Passport to Oblivion
- First edition
- Author: James Leasor
- Language: English
- Series: Jason Love
- Genre: Spy thriller
- Publisher: Heinemann (UK) Lippincott (US)
- Publication date: 1964
- Publication place: United Kingdom
- Media type: Print
- Followed by: Passport to Peril

= Passport to Oblivion =

1964 spy novel by James Leasor

Passport to Oblivion is a 1964 spy novel by the British writer James Leasor. It was the first of nine novels featuring the character Jason Love.

A country doctor is recruited by British intelligence to go to Iran to investigate the recent disappearance of a British agent.

== Plot==

K, a British agent is assassinated in Tehran. Fearing that the MI6 has been penetrated by the recent defections of agents to the USSR, the deputy head of MI6, MacGillivray needs to turn to someone who is not on any list of MI6 staff. He turns to Jason Love, a West Country doctor who had done some intelligence work for MacGillivray in India during World War II. Love is about to leave on holiday when contacted by MacGillivray, but is persuaded to find out what is going on under the cover of attending a medical conference in Tehran. Love is a classic car enthusiast and drives a very rare US built Cord. MacGillivray uses the hook of seeing an even rarer Cord Le Baron which is in Tehran as the bait to get Love to accept the mission.

Whilst changing planes in Rome Love is met by MacGillivray’s contact, a model called Simone. The two get along well, causing Love to miss his flight; the plane he should have been on explodes shortly after take-off. Love starts to get suspicious about Simone.

Love arrives in Tehran and meets another agent, Parkington, who has also been dispatched to Tehran on the same mission. Together they discover a communist plot to assassinate the pro-British Shah of Iran during a visit to Persepolis, thereby threatening Britain's Eastern oil treaties.

Parkington is wounded but Love manages to stop the assassination. However, when escaping, he is captured by the Russians who are behind the plot.

They put Love on a plane touring the world, the so-called "Dove of Peace" mission, and try to extract information from him. Also on board is Simone.

A Russian defector reveals Love's location to the British intelligence service. When the plane flies over the frozen wastes in the North of Canada, the British arrange a fake emergency to force the plane to land, enabling Love to escape. Simone and her Russian handler are killed in the process.

==Background==

There is a lot of crossover in the backstories of Jason Love and James Leasor. Both Love and Leasor share the same biography up to their war service in Burma. They both went up to Oriel College afterwards but while Love read medicine, Leasor took a degree in English. Leasor had thought about studying to be a doctor before military service, however the inspiration for Love as a country doctor was provided by his elder sister, Dr Mary Meyers, who was a GP in Stogumber, Somerset (where Love has his practice) for fifty years.
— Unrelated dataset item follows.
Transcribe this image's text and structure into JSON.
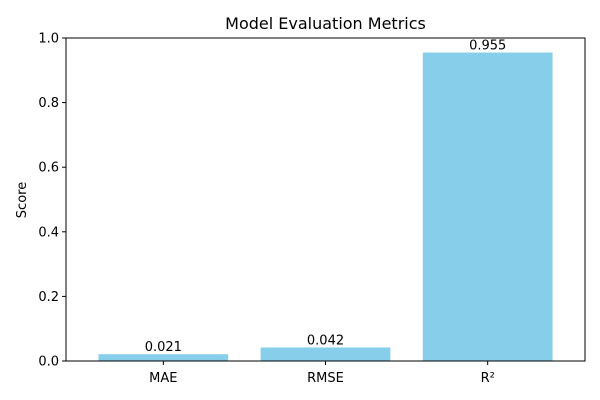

James Leasor was also very keen on classic cars. He owned a Cord, like Love – it was the one that was driven by David Niven in Where the Spies Are and so was able to describe its idiosyncrasies from personal knowledge.

The idea of the reluctant amateur spy also came from Leasor’s time as a foreign correspondent during the 1950s, when it was common for journalists to be asked to do small unofficial, and therefore deniable, jobs by members of the British intelligence community.

==Film adaptation==
In 1966 it was made into a British film Where the Spies Are directed by Val Guest and starring David Niven, Françoise Dorléac and John Le Mesurier.

==Audio adaptation==
In 2019 it was made into an audio drama by Spiteful Puppet starring George Lazenby, Terence Stamp, Michael Brandon, Glynis Barber and Nickolas Grace.

==Bibliography==
- Goble, Alan. The Complete Index to Literary Sources in Film. Walter de Gruyter, 1999.
- Mavis, Paul. The Espionage Filmography: United States Releases, 1898 through 1999. McFarland, 2015.